Like Mécanique Elèmentaire, the problem starts on a crimp rail with a dynamic reach to a large sloppy pocket. The climber then requires traversing out to another large pocket before reaching a sloper on the lip of the boulder, the crux of the problem requiring strong body tension to complete the sequence. It then tops out with a final four moves of sloping open hand features before topping out.

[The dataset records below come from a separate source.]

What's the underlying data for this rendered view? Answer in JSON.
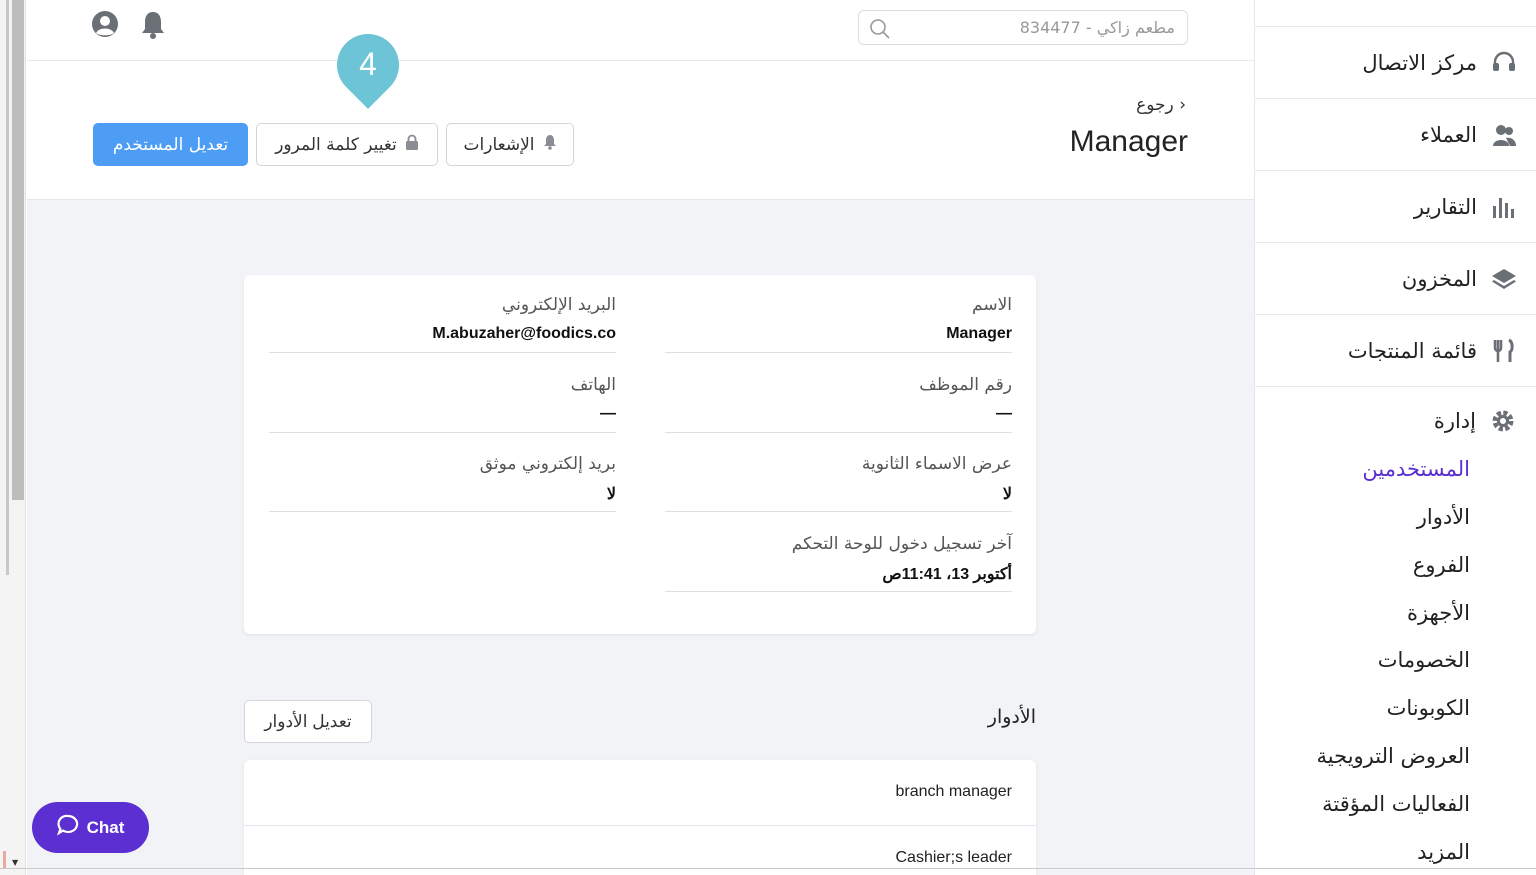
{
  "topbar": {
    "search_placeholder": "مطعم زاكي - 834477"
  },
  "header": {
    "back_label": "رجوع",
    "title": "Manager",
    "edit_user_label": "تعديل المستخدم",
    "change_password_label": "تغيير كلمة المرور",
    "notifications_label": "الإشعارات",
    "marker_number": "4"
  },
  "details": {
    "name_label": "الاسم",
    "name_value": "Manager",
    "email_label": "البريد الإلكتروني",
    "email_value": "M.abuzaher@foodics.co",
    "employee_number_label": "رقم الموظف",
    "employee_number_value": "—",
    "phone_label": "الهاتف",
    "phone_value": "—",
    "secondary_names_label": "عرض الاسماء الثانوية",
    "secondary_names_value": "لا",
    "verified_email_label": "بريد إلكتروني موثق",
    "verified_email_value": "لا",
    "last_login_label": "آخر تسجيل دخول للوحة التحكم",
    "last_login_value": "أكتوبر 13، 11:41ص"
  },
  "roles": {
    "title": "الأدوار",
    "edit_label": "تعديل الأدوار",
    "items": [
      "branch manager",
      "Cashier;s leader"
    ]
  },
  "chat": {
    "label": "Chat"
  },
  "sidebar": {
    "items": [
      {
        "label": "مركز الاتصال",
        "icon": "headset-icon"
      },
      {
        "label": "العملاء",
        "icon": "customers-icon"
      },
      {
        "label": "التقارير",
        "icon": "bar-chart-icon"
      },
      {
        "label": "المخزون",
        "icon": "layers-icon"
      },
      {
        "label": "قائمة المنتجات",
        "icon": "utensils-icon"
      }
    ],
    "admin_label": "إدارة",
    "sub_items": [
      "المستخدمين",
      "الأدوار",
      "الفروع",
      "الأجهزة",
      "الخصومات",
      "الكوبونات",
      "العروض الترويجية",
      "الفعاليات المؤقتة",
      "المزيد"
    ]
  },
  "colors": {
    "primary": "#4e9df5",
    "accent": "#5b2fd1",
    "marker": "#6cc4d6"
  }
}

When Jan made the first ascent of the problem in 2013, he used a more dynamic beta for the first move, requiring him to stop his swing on the first sloping pocket with one arm. Since then, repeaters have found a significantly easier starting beta, opting to use a high left heel hook which removes the need for the powerful dynamic move to the pocket.
Since Hojer’s first ascent, the problem has received over a dozen repeats, becoming a Fontainebleau test piece for the bouldering elite, with repeats from big-name boulders like Jimmy Webb, Nalle Hukkataival, and Giuliano Cameroni.
Personal suggestions generally put the grade in the 8B-8C area, with some climbers making light work of the problem, including Webb, who claimed an ascent after 15 minutes.